D.C. Spending $20,000 to Paint LGBTQ Murals on Storm Drains

Artists receiving $775 each for designs

A mural in the Anacostia section of Washington / Getty Images

The District of Columbia is spending $20,000 to pay artists to paint environmentally friendly, pro-LGBTQ murals on storm drains.

Mayor Muriel Bowser unveiled a “rainbow-colored crosswalk” on Friday to promote gay pride parades that are taking place in the city this weekend. Bowser announced storm drains would also be painted by local artists to “celebrate the LGBTQ identity” and the environment.

“We are installing these temporary crosswalks as a symbol of Washington, D.C.’s inclusivity and LGBTQ pride,” Bowser said. “For many years, Washington, D.C., has been a leader on LGBTQ rights, and my administration will continue pushing forward to protect and defend the rights of and expand opportunity for our LGBTQ residents. It is an honor to be part of this installation, and I look forward to joining residents from across D.C. at the Capital Pride Parade.”

Bowser’s office said the rainbow crosswalks are temporary in order to “comply with federal standards.”

“In order to create a more permanent installation, community members are currently working with [the Department of Energy and Environment] DOEE and the Anacostia Watershed Society (AWS) to commission artists to paint storm drains with murals that celebrate the neighborhood’s LGBTQ identity,” the mayor’s office said.

The project is a joint effort by the Mayor’s Office of LGBTQ Affairs, the Anacostia Watershed Society, and several D.C. city departments, including transportation, energy, and the Office of Planning.

A spokesperson for the Anacostia Watershed Society said the organization received a “Community Stormwater Solutions” grant totaling $20,000 from the D.C. government to fund the project. Each artist will receive a $775 commission for their designs.

A total of four 10-foot long murals will be painted on storm drains on 17th street this summer, and the group will issue another call for artists to paint 12 additional murals this fall. Artists have until June 16 to apply to receive a commission.

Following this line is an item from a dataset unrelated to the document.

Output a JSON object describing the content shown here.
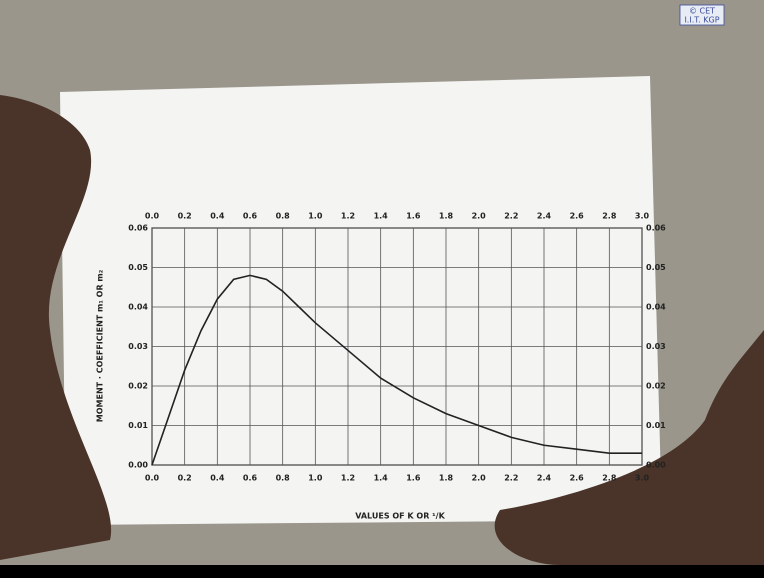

“The goal of these murals is to both raise awareness of storm drains as a connection to our local waterways and promote the neighborhood’s LGBTQ identity,” the Anacostia Watershed Society said. Aside from the $775 commission, artists will also receive painting materials.

“Design themes should include diversity, inclusivity, and should celebrate the LGBTQ identity of the neighborhood,” the organization said.

The murals must also “incorporate an environmental theme and include the text: #TrashFreeDC.”

Restrictions include that the mural designs cannot use the drain entrance as a “mouth” of any animal or person. Murals must also be “applied using environmentally-friendly paint.”